In addition to the “responseText” property that you saw in the first article, the XMLHttpRequest object offers the “responseXML” property, useful for processing server response, which has been sent back to the client as XML data. Using regular DOM methods, it’s possible to parse basically XML in the client and implement some kind of interaction, either for boosting the capabilities of user interfaces or the application layer itself.
With reference to the above deployed concepts, in conjunction with the sample news rotator that I developed in part one of this series, what I’ll do next is write a simple script that retrieves some headlines from a XML file, then processes them and finally displays the results directly on the browser.

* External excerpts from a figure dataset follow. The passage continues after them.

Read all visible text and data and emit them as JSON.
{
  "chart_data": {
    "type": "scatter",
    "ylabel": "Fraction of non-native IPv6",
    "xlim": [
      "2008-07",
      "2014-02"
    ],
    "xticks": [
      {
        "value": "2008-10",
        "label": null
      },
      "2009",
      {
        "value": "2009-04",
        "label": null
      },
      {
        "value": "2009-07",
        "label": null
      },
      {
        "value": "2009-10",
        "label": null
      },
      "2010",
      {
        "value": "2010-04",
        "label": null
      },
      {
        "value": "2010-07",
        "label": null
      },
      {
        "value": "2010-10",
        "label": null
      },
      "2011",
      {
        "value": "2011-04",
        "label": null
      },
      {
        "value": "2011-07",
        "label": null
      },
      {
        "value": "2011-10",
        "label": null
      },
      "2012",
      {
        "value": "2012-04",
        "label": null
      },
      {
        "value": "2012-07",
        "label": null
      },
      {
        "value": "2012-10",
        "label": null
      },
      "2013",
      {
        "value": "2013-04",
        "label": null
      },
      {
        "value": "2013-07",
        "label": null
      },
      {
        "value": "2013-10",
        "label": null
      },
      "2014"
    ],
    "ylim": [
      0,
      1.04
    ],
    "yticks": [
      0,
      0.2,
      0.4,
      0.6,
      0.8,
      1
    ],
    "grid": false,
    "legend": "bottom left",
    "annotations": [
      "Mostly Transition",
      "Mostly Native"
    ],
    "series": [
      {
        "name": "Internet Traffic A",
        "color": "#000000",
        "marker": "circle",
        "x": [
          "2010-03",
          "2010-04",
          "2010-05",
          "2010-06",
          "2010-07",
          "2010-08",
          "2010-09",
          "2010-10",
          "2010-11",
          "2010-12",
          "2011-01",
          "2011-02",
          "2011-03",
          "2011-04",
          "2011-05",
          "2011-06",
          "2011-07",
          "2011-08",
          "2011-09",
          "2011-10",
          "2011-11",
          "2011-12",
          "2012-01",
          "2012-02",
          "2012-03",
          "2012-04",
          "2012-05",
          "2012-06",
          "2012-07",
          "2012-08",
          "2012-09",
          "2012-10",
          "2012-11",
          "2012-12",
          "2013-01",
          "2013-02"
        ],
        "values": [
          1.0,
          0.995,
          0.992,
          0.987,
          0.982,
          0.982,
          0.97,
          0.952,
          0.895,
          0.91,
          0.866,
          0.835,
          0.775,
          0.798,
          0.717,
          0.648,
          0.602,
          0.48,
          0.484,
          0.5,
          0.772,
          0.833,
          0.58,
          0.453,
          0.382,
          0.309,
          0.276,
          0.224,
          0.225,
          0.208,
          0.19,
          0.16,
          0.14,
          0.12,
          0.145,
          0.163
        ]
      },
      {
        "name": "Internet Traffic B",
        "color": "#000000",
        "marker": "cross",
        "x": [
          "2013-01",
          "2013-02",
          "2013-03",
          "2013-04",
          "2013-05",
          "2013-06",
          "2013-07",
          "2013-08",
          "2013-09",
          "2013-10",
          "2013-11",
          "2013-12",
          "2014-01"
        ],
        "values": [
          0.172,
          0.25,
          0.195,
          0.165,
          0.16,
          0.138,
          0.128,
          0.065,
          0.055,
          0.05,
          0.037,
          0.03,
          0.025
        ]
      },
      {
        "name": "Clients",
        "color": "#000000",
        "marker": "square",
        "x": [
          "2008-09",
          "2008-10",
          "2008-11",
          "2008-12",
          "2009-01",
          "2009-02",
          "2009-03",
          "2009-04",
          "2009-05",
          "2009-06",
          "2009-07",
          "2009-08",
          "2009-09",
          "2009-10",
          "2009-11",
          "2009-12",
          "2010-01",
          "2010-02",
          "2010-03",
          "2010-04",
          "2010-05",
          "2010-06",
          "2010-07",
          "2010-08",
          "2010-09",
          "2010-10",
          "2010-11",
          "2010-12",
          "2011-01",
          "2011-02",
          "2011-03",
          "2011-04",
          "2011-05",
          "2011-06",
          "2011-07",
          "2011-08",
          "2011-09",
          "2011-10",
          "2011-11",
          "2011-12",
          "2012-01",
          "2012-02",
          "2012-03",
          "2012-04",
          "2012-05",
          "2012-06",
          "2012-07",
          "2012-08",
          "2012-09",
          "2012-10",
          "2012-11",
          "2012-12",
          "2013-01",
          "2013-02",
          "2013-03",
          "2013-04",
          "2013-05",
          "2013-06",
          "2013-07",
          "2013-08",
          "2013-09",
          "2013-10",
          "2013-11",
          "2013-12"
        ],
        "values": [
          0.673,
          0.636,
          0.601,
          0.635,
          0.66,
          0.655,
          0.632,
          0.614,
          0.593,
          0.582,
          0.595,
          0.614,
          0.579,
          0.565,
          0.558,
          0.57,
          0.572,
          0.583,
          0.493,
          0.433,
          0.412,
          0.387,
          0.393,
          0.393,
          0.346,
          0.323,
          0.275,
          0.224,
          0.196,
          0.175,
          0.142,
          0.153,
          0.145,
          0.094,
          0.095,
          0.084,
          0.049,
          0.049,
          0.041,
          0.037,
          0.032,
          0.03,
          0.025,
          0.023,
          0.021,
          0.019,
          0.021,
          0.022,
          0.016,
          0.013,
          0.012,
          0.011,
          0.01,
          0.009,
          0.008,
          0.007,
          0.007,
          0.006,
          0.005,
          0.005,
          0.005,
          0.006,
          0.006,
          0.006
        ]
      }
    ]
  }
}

Considering that client-side flat text file processing has already been covered, the next example will illustrate how to parse XML files once the corresponding http request has been successfully completed.
As you might guess, in order to get the script parsing XML, first I’ll need to work with sample data served as XML. In this particular case, I’ll define a simple XML file, which contains some headlines to be included in the news rotator. Its definition is the following:
<?xml version="1.0" encoding="iso-8859-1"?> <news> <message> <title>Learn advanced concepts about AJAX and Remote Scripting. Visit DevArticles.com now!</title> <url>http://www.devarticles.com</url> </message> <message> <title>PHP 5.1 now presents new key improvements such as PDO (PHP Data Objects)</title> <url>http://www.php.net</url> </message> <message> <title>Google to continue extending its GoogleMaps API</title> <url>http://www.google.com/apis/maps/documentation/</url> </message> <message> <title>MySQL releases Open Source Database Tools for Macintosh OS X</title> <url>http://www.mysql.com</url> </message> <message> <title>Release of Flash Player 8 allows to develop richer applications and communications</title> <url>http://www.macromedia.com</url> </message> <message> <title>PHP introduces more improvements in regards to SOAP, streams and SPL</title> <url>http://www.php.net</url> </message> </news>
As you can see, the above listed XML file presents a simple structure for defining the appropriate headlines to be displayed, as well as the URLs tied to them. With reference to the document hierarchy, I’ve defined a general <news> tag, which is placed on top of the document tree, and then created a few <message> nodes to wrap up both <title> and <url> child elements. Of course neither style data nor element attributes have been defined for the document, thus its structure is very simple and understandable.